Re: Proposal to improve filesystem/block snapshot interaction

[Date Prev][Date Next][Thread Prev][Thread Next][Date Index][Thread Index]

 



On Tue, Oct 30, 2007 at 12:51:47AM +0100, Arnd Bergmann wrote:
> On Monday 29 October 2007, Christoph Hellwig wrote:
> > ----- Forwarded message from Greg Banks <gnb@xxxxxxx> -----
> > 
> > Date: Thu, 27 Sep 2007 16:31:13 +1000
> > From: Greg Banks <gnb@xxxxxxx>
> > Subject: Proposal to improve filesystem/block snapshot interaction
> > To: David Chinner <dgc@xxxxxxxxxxxxxxxxx>, Donald Douwsma <donaldd@xxxxxxx>,
> >         Christoph Hellwig <hch@xxxxxxxxxxxxx>, Roger Strassburg <rls@xxxxxxx>
> > Cc: Mark Goodwin <markgw@xxxxxxx>,
> >         Brett Jon Grandbois <brettg@xxxxxxxxxxxxxxxxx>
> > 
> > 
> > 
> > This proposal seeks to solve three problems in our NAS server product
> > due to the interaction of the filesystem (XFS) and the block-based
> > snapshot feature (XVM snapshot).  It's based on discussions held with
> > various people over the last few weeks, including Roger Strassburg,
> > Christoph Hellwig, David Chinner, and Donald Douwsma.
> 
> Hi Greg,
> 
> Christoph forwarded me your mail, because I mentioned to him that
> I'm trying to come up with a similar change, and it might make sense
> to combine our efforts.

Excellent, thanks Christoph ;-)


> 
> > For example, when unlinking a file the filesystem could tell the
> > block device a hint of the form "I'm about to stop using these
> > blocks".  Most block devices would silently ignore these hints, but
> > a snapshot COW implementation (the "copy-on-write" XVM element or
> > the "snapshot-origin" dm target) could use them to help avoid these
> > problems.  For example, the response to the "I'm about to stop using
> > these blocks" hint could be to free the space used in the snapshot
> > repository for unnecessary copies of those blocks.
> 
> The case I'm interested in is the more specific case of 'erase',
> which is more of a performance optimization than a space optimization.
> When you have a flash medium, it's useful to erase a block as soon
> as it's becoming unused, so that a subsequent write will be faster.
> Moreover, on an MTD medium, you may not even be able to write to
> a block unless it has been erased before.

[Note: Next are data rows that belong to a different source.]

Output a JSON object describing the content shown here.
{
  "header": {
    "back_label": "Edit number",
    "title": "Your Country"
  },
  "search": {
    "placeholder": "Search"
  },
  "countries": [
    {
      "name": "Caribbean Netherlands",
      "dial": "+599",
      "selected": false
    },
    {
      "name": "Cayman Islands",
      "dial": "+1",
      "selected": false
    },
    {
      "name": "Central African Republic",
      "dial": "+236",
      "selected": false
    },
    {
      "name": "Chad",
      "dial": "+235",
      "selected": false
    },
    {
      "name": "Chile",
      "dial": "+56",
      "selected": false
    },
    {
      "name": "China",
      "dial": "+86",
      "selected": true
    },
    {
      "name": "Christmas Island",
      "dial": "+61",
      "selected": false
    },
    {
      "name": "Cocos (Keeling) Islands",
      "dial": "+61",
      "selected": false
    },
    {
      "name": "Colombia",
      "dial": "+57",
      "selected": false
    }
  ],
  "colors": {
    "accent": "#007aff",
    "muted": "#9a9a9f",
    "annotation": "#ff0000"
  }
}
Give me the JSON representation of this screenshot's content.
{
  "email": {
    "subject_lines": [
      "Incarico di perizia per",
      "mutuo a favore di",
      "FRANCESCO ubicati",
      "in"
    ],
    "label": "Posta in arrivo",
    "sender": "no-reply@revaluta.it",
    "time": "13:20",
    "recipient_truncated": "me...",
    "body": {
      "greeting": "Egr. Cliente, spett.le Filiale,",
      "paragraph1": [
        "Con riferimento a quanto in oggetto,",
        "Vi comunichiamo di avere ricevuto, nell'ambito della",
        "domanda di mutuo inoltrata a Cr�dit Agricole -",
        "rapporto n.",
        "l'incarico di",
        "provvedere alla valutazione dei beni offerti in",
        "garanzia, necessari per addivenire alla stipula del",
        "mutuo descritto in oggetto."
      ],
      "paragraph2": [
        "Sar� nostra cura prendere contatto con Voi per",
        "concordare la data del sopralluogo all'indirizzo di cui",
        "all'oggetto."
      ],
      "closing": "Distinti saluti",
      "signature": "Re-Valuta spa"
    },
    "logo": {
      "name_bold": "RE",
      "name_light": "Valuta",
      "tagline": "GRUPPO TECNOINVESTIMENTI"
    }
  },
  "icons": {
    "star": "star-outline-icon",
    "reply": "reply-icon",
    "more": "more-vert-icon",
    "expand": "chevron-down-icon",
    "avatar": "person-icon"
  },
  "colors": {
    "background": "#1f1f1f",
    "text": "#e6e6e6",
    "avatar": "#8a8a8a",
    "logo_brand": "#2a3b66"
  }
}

Spending the device's time to erase early, when the CPU isn't waiting
for it, instead of later, when it adds to effective write latency.
Makes sense.

> > Of course snapshot cow elements may be part of more generic element
> > trees.  In general there may be more than one consumer of block usage
> > hints in a given filesystem's element tree, and their locations in that
> > tree are not predictable.  This means the block extents mentioned in
> > the usage hints need to be subject to the block mapping algorithms
> > provided by the element tree.  As those algorithms are currently
> > implemented using bio mapping and splitting, the easiest and simplest
> > way to reuse those algorithms is to add new bio flags.
> > 
> > First we need a mechanism to indicate that a bio is a hint rather
> > than a real IO.  Perhaps the easiest way is to add a new flag to
> > the bi_rw field:
> > 
> > #define BIO_RW_HINT 	5   	/* bio is a hint not a real io; no pages */
> 
> My first thought was to do this on the request layer, not already
> on bio, but they can easily be combined, I guess.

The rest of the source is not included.